Pre-Qualification
Pre-qualification occurs before the loan process actually begins, and is usually
the first step after initial contact is made. The lender gathers information
about the income and debts of the borrower and makes a financial determination
about how much house the borrower may be able to afford. Different loan programs
may lead to different values, depending on whether you are qualified for them,
so be sure to get a pre-qualification for each type of program you are suited
for.
Application
The application is actually the beginning of the loan process and usually occurs
between days one and five of the loan. The buyer, now referred to as a "borrower",
completes a mortgage application with the loan officer and supplies all of the
required documentation for processing. Various fees and down payments are discussed
at this time and the borrower will receive a Good Faith Estimate (GFE) and a
Truth-In-Lending statement (TIL) within three days that itemizes the rates and
associated costs for obtaining the loan.
Processing
Processing occurs between days 5 and 20 of the loan. The "processor" reviews
the credit reports and verifies the borrower's debts and payment histories as
the VODs and VOEs are returned. If there are unacceptable late payments, collections
for judgment, etc., a written explanation is required from the borrower. The
processor also reviews the appraisal and survey and checks for property issues
that may require further discernment. The processor's job is to put together
an entire package that may be underwritten by the lender.
Underwriting
Lender underwriting occurs between days 21 and 30 or sooner. The underwriter
is responsible for determining whether the combined package passed over by the
processor is deemed as an acceptable loan.
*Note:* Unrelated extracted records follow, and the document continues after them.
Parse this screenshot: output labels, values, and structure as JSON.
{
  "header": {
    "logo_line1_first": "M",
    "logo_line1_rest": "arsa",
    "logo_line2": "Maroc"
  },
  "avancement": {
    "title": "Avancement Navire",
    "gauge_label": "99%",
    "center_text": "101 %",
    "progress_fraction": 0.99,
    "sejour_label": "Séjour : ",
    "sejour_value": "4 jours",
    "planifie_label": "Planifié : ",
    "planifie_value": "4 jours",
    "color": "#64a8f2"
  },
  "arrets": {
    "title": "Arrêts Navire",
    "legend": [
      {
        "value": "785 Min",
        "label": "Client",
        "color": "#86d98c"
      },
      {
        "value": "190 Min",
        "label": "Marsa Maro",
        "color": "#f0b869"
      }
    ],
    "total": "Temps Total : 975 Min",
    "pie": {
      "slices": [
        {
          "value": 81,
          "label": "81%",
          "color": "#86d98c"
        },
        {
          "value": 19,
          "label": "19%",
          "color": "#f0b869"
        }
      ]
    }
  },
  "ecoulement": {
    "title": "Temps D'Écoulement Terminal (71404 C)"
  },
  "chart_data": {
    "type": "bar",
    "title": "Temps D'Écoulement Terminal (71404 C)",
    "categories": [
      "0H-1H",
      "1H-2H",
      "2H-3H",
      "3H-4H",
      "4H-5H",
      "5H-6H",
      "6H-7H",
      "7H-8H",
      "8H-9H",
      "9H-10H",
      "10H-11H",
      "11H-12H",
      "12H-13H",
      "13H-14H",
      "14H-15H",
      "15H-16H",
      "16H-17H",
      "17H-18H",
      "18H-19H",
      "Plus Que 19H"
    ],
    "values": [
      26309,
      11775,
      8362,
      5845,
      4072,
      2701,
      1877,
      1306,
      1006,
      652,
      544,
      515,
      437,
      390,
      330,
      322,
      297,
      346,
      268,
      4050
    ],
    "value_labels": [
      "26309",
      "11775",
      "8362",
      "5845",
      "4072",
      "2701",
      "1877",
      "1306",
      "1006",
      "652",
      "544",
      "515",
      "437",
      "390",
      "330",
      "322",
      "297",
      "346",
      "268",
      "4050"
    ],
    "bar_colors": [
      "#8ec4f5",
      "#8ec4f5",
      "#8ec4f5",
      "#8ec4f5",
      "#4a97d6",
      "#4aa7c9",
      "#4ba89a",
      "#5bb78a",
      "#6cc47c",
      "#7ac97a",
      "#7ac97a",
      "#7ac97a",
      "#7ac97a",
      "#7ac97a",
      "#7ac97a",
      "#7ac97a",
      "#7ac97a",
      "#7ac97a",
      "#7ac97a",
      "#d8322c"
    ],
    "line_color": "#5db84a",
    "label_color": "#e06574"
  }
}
If more information is needed, the
loan is put into "suspense" and the borrower is contacted to supply more documentation.
Mortgage Insurance
Mortgage insurance underwriting occurs when the borrower has less than 20% of
the loan amount to put towards a down payment. At this time, the loan is submitted
to a private mortgage guaranty insurer, who provides extra insurance to the lender
in case of default. As above, if more information is needed the loan goes into
suspense. Otherwise it is usually returned back to the mortgage company within
48 hours.
Pre-Closing
Pre-Closing occurs between days 25 and 30. During this time the title insurance
is ordered, all approval contingencies, if any, are met, and a closing time is
scheduled for the loan.
Closing
Closing usually occurs between days 25 and 45 of the loan (depending upon the
designated length of your escrow). At the closing, the lender "funds" the loan
with a cashier's check, draft or wire to the selling party in exchange for the
title to the property. This is the point at which the borrower finishes the loan
process and actually buys the house.